I'm going to pass out. She will show me open wounds and I will not be able to handle it very well.
The damage to Noah's mouth was hidden by a square of white fabric. She said that he was still looking at a dead child.
Connecticut passed some of the strictest gun safety measures in the nation after Sandy Hook.
Michael Moore proposed the release of crime scene photos by the Sandy Hook victims' relatives as a way to spur political action, but there was a different outcome around the same time. The Sandy Hook families thought that Moore had written and directed a 2002 documentary about the Colorado high school shooting that was intended to seek photos of their children. They worked with the Connecticut government to prevent access to materials related to the victims. Sandy Hook victims' photos are only accessible to their families.
Emily Bernard is an author and professor of English at the University of Vermont.
People who have access to those photos have to ask themselves, who benefits? Is this going to help us or is it just terrible?
Bernard talked about a Civil War-era photograph of a formerly enslaved man in a 2020 seminar at Columbia University's Dart Center for Journalism and Trauma. She said that the image of the shirtless man, his back severely scarred from beatings, was essential to the development of the campaign against slavery.
In 1955, a Jet magazine photographer, David Jackson, was invited to photograph the brutalized body of her 14-year-old son, Emmett Till, who had been savagely beaten, shot and dumped into the Tallahatchie River in Mississippi by two white men. The civil rights movement was sparked by the images of the open coffin at the funeral of Till.
In 2020, the cellphone video of a Minneapolis police officer kneeling on the neck of George Floyd sparked global fury and some of the largest protests in American history. It kindled a debate over the ubiquity of images of violence against Black people and the relatively few images of white victims.
For all the political utility of these videos and images, for all of their motivational usefulness, I'm not sure that it's ethical.
We don't see white Americans displayed in the same way for horrible crimes. We will see white people abroad. The Pulitzer Prize-winning photo of a firefighter, Chris Fields, cradling a fatally wounded infant after the 1995 Oklahoma City bombing is an exception.
Some journalists, academics and survivors have proposed releasing photos of the scenes of violence instead of the victims, as a potentially powerful but less intrusive approach. The images of the school's bloody classrooms were released by wire services after the Taliban attacked the school.
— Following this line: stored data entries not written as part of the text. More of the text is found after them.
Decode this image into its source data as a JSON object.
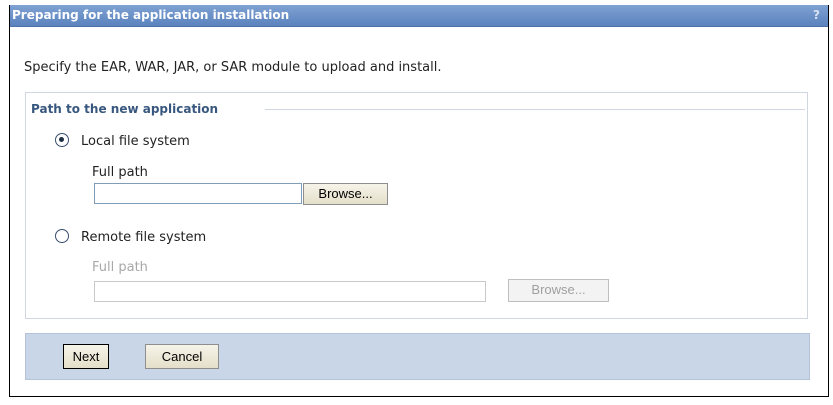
{
  "dialog": {
    "title": "Preparing for the application installation",
    "help_glyph": "?",
    "instruction": "Specify the EAR, WAR, JAR, or SAR module to upload and install."
  },
  "path_group": {
    "legend": "Path to the new application",
    "local": {
      "label": "Local file system",
      "selected": true,
      "full_path_label": "Full path",
      "full_path_value": "",
      "browse_label": "Browse..."
    },
    "remote": {
      "label": "Remote file system",
      "selected": false,
      "full_path_label": "Full path",
      "full_path_value": "",
      "browse_label": "Browse...",
      "disabled": true
    }
  },
  "footer": {
    "next_label": "Next",
    "cancel_label": "Cancel"
  },
  "colors": {
    "title_bar": "#5a82bd",
    "footer_bg": "#c9d6e8",
    "legend_text": "#38577e"
  }
}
I can imagine some pictures that could be made without dehumanizing the victims that speak to the story of the AR-15, which is a story that has not been seen or fully told.
This weapon is designed to destroy humans and it's purpose is to obliterate them. There is a political discussion about why we are using an assault rifle. Why do our legislators think this is something the Constitution considered?
American journalists don't have access to try and make these pictures.
Berman said that a culture so steeped in violence spends a lot of time preventing anyone from actually seeing it.
After his son's death, Pozner devoted his life to battling conspiracy theorists who spread false claims that the Sandy Hook shooting was a government hoax, intended to promote efforts at gun control. He doesn't think releasing Noah's photo would have changed much.
He said that everything would get amplified.